I’m re-reading Illich as both a reminder and challenge to what I believe. This go round, I’m struck more than ever by Illich’s prescient imagining of a type of protean meetup system for the education of those interested.
The most radical alternative to school would be a network or service which gave each man the same opportunity to share his current concern with others motivated by the same concern…Each man, at any given moment and at a minimum price, could identify himself to a computer with his address and telephone number, indicating the book, article, film, or recording on which he seeks a partner for discussion. Within days he could receive by mail the list of others who recently had taken the same initiative.

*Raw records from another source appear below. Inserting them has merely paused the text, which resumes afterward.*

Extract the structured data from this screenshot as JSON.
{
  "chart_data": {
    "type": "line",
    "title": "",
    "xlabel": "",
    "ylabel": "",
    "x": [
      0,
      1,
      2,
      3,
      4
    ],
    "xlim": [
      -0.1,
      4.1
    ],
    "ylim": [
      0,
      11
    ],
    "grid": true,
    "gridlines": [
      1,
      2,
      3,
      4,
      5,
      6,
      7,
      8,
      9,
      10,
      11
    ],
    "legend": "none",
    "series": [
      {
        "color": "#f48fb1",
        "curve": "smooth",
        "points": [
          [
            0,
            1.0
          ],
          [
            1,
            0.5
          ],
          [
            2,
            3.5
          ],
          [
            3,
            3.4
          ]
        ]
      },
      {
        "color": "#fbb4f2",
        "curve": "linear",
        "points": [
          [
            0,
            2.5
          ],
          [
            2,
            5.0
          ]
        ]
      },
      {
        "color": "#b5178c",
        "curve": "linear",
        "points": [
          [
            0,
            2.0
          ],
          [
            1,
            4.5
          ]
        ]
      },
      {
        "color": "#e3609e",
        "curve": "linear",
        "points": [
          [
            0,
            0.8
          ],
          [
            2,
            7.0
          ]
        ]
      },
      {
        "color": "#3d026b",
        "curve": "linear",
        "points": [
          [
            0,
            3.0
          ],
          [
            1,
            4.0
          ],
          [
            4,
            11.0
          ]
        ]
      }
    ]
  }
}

This list would enable him by telephone to arrange for a meeting with persons who initially would be known exclusively by the fact that they requested a dialogue about the same subject.
Illich goes on to explain these two individuals would know one another by the agreed upon texts resting next to the other’s coffee cups, and conversation would commence.
He argues that these types of meetings aren’t the domain of school, that they work against the bureaucracies of schools. I disagree. There’s room in any school with any sort of bulletin board (online or on-the-wall) to build a similar system.
Think of it as a bastardization of the much-touted 20 percent time from google. Instead of building an idea, students in school would have 20 percent of their time to explore an idea about which they are curious.
Sign up anonymously with the texts (defined broadly) you’re interested in, and check back for some sort of “like,” “favorite,” or “+1” of your posting. Then, set up a place in the school or nearby to meet and follow Illich’s instructions. The whole deal, up to the point of meeting would be anonymous, filtering out cliques and other stratafications.
When the study was done or a participant decided she’d gotten what she wanted from the interactions, the student could post again or respond to another’s post. The cycle would continue.
The key for me is the focus on questions and curiosity. The interactions are driven by participants’ wonderings. As Illich points out, the most an instructor can do is help “the pupil formulate his puzzlement.”
With the exception of a few pockets of open school and some progressive home school networks, most students find themselves participating in schooling that is antithetical to Illich’s ideal.
Instituting this type of system, for even a portion of the week, could open our understanding of students’ answers to an oft-overlooked question, “What are you curious about?”